Sand
© Witswatersrand University, Johannesburg
Semi-precious minerals found in a bucket of sand from an island nation have cracked open a clue to the drifting movements and break-up of ancient Earth's massive continental plates.

The particles are zircons and the island - Mauritius - is now thought to be hiding a micro-continent which has been given the name Mauritia.

Zircons can be as old as four billion years and are almost never found in oceans, proving the likelihood that Mauritius sits on top of a fragment of continental plate which remained behind and was covered by huge masses of lava when Madagascar split apart from India about 90 million years ago.

Prof. Lewis Ashwal from Wits University studies the break-up process of continents. He was part of the group of geoscientists from Norway, South Africa, Britain and Germany who recently announced their finding of zircons in Mauritius.
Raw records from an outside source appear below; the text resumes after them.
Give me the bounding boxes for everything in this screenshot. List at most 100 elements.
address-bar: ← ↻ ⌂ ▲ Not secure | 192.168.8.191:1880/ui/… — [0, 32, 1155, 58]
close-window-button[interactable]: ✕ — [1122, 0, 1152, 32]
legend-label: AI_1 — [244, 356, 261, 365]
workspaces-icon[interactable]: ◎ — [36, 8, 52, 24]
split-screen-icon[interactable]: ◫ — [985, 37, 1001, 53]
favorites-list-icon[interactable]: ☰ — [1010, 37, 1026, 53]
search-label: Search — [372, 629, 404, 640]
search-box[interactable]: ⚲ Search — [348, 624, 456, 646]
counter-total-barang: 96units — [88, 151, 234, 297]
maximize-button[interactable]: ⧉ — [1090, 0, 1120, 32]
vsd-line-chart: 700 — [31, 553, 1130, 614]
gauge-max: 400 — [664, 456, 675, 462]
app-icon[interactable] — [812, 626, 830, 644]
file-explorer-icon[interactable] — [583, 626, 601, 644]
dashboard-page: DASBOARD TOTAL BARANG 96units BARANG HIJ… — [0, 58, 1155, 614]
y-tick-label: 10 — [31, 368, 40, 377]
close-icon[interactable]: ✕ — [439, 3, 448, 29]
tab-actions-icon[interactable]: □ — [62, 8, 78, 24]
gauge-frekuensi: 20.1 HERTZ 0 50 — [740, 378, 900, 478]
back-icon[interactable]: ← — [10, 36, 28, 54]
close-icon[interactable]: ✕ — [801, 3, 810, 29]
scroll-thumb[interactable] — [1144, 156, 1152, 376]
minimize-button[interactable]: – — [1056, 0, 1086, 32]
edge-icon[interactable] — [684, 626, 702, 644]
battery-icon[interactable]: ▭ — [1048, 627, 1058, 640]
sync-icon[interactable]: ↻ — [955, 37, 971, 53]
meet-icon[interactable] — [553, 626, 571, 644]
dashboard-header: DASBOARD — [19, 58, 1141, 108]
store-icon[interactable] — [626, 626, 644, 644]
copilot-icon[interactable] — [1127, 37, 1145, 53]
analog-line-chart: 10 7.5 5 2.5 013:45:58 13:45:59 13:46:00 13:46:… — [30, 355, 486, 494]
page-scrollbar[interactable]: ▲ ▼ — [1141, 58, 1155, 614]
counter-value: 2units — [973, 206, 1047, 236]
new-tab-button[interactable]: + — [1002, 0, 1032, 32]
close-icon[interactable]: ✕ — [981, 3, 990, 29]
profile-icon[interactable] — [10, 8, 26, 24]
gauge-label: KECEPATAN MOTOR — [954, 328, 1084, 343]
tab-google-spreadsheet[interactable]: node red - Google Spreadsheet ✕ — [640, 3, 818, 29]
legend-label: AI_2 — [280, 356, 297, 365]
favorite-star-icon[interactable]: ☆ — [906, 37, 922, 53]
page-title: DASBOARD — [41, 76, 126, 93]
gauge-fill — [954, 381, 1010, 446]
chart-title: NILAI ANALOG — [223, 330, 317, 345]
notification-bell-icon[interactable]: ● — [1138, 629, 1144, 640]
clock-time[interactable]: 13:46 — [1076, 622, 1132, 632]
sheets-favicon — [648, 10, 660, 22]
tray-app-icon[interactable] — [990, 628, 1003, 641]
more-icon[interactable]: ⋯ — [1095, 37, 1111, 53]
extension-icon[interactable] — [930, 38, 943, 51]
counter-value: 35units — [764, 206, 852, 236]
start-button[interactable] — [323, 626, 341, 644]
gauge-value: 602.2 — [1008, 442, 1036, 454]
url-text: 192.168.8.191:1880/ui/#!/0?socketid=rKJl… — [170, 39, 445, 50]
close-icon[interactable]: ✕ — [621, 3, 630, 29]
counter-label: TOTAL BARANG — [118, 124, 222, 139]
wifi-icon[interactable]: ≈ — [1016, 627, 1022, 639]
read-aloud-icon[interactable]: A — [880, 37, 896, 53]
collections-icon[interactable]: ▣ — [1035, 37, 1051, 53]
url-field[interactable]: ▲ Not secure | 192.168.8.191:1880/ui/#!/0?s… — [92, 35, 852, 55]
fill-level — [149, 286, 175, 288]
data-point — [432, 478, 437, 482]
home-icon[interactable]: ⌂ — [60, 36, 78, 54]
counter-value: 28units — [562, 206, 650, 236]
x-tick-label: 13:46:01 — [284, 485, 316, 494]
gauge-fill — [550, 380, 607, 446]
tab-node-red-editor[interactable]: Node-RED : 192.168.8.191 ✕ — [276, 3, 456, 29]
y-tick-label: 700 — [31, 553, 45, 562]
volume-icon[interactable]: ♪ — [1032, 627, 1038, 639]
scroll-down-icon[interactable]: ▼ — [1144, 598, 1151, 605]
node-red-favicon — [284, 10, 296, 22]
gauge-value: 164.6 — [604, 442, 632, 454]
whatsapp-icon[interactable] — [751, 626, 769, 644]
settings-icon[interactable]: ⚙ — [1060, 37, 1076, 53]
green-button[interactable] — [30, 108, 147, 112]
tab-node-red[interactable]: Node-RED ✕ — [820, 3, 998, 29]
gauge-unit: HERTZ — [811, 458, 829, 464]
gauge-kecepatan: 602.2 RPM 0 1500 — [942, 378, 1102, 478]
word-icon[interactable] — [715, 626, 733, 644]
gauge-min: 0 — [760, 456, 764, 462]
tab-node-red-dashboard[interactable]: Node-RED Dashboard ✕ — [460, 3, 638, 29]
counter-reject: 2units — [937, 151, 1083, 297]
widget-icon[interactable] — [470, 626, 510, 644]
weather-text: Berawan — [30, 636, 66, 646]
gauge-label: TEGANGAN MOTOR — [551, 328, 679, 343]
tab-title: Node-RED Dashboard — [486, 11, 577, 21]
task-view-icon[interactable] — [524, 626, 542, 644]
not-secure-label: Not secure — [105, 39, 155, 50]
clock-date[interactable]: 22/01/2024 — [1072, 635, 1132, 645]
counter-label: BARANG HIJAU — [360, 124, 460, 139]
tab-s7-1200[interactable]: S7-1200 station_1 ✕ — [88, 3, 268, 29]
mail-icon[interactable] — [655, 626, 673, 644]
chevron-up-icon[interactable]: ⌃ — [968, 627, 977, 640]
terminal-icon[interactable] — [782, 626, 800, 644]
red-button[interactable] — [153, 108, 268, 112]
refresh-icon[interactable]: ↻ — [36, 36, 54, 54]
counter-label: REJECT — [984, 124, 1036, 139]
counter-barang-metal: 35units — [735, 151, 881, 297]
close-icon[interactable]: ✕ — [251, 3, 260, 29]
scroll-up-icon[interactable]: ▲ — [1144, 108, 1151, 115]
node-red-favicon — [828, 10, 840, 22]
They've been working in the area for 15 years.

Zircons
© Witswatersrand University, Johannesburg
The break-up of continents is often associated with mantle plumes. These giant bubbles of hot rock rise from the deep mantle and soften the tectonic plates from below, until the plates break apart at the hotspots. This is how Eastern Gondwana broke apart about 170 million years ago. At first, one part was separated, which in turn fragmented into Madagascar, India, Australia and Antarctica, which then migrated to their present position.

A deep mantle plume, currently situated underneath the island of Reunion, was once situated under Mauritius and appears to have played a role in the emergence of the Indian Ocean. If the zone of the rupture lies at the edge of a land mass (in this case Madagascar/India), fragments of this land mass may be separated off. The Seychelles are a well-known example of such a continental fragment.

Ashwal and others are suggesting, based on the study of lava sand grains from the beach of Mauritius, the existence of further fragments. The sand grains contain zircons aged between 660 and 1 970 million years, which is explained by the fact that the zircons were carried by the lava as it pushed through subjacent continental crust of this age.

According to Ashwal, there are two kinds of territory in the world - continent and ocean, and each sovereign piece of continent has the right to claim 20 nautical miles beyond its ocean borders for fishing, mining, oil and other rights.

There are great implications for Mauritius if it can be shown to be a continent, and if that piece of continental plate stretches beyond the borders of the island, extending the country's claim to the ocean territory around it, possibly all the way up to the Seychelles.